To be fair to the chef at L'Avant Gout, though, it would be interesting to learn more about this method of killing ducks vs. the conventional method. Though using the word "suffocation" makes it sound ghastly and cruel, perhaps the chef chose to purchase ducks that were killed in this fashion because it is in fact more humane? It's a possibility. It would be worth exploring further. Next time I meet Jim Reichardt, the owner of Liberty Ducks in Sonoma, I'll ask his opinion.
Posted by: Brett | Friday, April 20, 2007 at 06:01 PM
It's always wonderful to see where other chefs gets their inspiration. Once I had a "kouign aman" I was never the same. (Also a David L. recommendation.)
Good for you for taking time away.
And ten years to take a vacation? No, don't think like that. It's not good for you OR the food! Even humans need to re-boot.
Posted by: shuna fish lydon | Friday, April 20, 2007 at 09:20 PM
It sounds like you ate some remarkable food! I do wonder about the sweetbreads-I've never tried them, but I would like to. With morels....oh my. How delicious.
Posted by: Emilie | Sunday, April 22, 2007 at 01:21 PM
Brett, we *just* missed each other in Paris! I was there from April 16 to 27, and I see from your posts that we went to and ate at many of the same places. (Great minds, you know.) I went to Bistrot Paul Bert twice, in fact, but I didn't see that puff pastry with ratatouille and sardines on the menu. Harumph! Sounds right up my alley...
Posted by: Molly | Monday, May 07, 2007 at 11:14 PM
I was in Paris for a few days in the fall and had a great lunch at l'Avant Gout...we were bouncing frantically around the Metro trying to get there in time, showed up -- can we still sit? Yes! Last table of the day. Only later was it realized by our hostess that the clock on the wall had in fact stopped at something like a quarter to two and we'd actually arrived as the kitchen was hanging up the knives. But they very graciously reversed themselves and sent out an excellent little three-course that I unfortunately didn't take any notes on. I had a game fowl of some kind, my companion a fish dish...very tasty, and I can't compliment the staff too much for taking care of us.

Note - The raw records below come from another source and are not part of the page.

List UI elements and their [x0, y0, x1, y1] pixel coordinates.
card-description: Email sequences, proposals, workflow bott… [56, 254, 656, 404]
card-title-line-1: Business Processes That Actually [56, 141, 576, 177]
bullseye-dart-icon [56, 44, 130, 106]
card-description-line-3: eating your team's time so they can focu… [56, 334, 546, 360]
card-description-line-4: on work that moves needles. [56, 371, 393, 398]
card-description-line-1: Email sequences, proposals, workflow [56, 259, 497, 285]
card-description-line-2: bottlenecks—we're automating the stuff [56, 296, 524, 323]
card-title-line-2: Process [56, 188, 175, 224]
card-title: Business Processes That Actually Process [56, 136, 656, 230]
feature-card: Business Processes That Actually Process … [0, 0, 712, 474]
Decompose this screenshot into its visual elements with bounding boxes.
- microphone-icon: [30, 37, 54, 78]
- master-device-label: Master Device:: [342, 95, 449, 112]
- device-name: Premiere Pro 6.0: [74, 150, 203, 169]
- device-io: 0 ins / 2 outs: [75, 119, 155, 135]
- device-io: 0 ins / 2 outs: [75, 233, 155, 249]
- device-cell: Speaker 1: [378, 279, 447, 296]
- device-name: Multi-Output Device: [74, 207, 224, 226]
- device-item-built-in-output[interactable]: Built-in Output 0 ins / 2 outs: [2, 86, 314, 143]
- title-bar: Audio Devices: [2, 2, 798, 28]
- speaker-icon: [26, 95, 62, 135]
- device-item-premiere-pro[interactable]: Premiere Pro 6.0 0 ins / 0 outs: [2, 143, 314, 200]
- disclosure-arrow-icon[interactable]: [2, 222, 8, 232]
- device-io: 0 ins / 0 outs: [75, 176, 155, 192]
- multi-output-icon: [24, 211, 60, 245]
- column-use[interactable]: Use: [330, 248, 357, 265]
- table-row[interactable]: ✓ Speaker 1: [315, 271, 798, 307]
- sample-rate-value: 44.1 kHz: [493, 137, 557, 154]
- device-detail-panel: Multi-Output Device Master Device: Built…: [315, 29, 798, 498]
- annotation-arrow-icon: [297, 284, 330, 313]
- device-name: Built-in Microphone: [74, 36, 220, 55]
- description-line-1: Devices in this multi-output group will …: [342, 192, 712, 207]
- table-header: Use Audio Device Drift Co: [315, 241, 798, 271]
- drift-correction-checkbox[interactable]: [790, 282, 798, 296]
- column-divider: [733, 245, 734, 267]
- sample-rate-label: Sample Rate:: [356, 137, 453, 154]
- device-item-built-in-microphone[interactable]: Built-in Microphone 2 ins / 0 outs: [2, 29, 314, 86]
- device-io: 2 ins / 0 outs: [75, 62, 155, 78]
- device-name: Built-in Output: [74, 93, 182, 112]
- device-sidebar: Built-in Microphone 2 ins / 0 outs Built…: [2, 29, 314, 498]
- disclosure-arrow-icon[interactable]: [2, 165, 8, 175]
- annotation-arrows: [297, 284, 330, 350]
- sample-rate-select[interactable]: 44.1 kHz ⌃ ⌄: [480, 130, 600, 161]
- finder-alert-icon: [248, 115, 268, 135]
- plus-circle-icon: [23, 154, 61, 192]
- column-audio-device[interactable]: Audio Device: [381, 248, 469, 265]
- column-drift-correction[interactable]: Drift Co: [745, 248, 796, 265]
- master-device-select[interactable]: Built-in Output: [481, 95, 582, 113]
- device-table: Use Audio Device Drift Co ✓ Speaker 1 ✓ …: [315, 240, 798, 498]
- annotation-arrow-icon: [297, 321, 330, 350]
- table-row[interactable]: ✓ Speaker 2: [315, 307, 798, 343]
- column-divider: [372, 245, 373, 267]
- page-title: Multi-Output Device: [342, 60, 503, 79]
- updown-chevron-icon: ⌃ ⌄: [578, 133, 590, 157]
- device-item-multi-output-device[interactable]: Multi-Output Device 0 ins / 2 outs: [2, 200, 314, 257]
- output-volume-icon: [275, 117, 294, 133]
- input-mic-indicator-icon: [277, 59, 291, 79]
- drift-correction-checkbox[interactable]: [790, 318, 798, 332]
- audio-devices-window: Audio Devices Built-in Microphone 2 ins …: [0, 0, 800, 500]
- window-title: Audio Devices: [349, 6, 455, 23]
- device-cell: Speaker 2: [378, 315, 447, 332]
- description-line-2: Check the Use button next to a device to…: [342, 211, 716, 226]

Lunch at Le Comptoir was excellent as well...pate, braised pork with lentils, hearty stuff and delicious. Got to chat with some types at the next table, a bistroteur himself from out of town along with his manager and sommelier having a huge lunch, exploring the wines, smoking fat cigars...une experience vraiment bistrot. Had dinner at ZKG, which was enjoyable but I don't think it really fits the neo-bistrot idea. Like someone noted above, if you're used to California it may feel familiar. Lots of Pacific rim influence, and the style of the place reminded me of LA. For me, a place like Le Comptoir was much more excitingly different from what I'm used to.
Disappointed I didn't make it to Chez Michel...I've heard tales of the kig ha farz!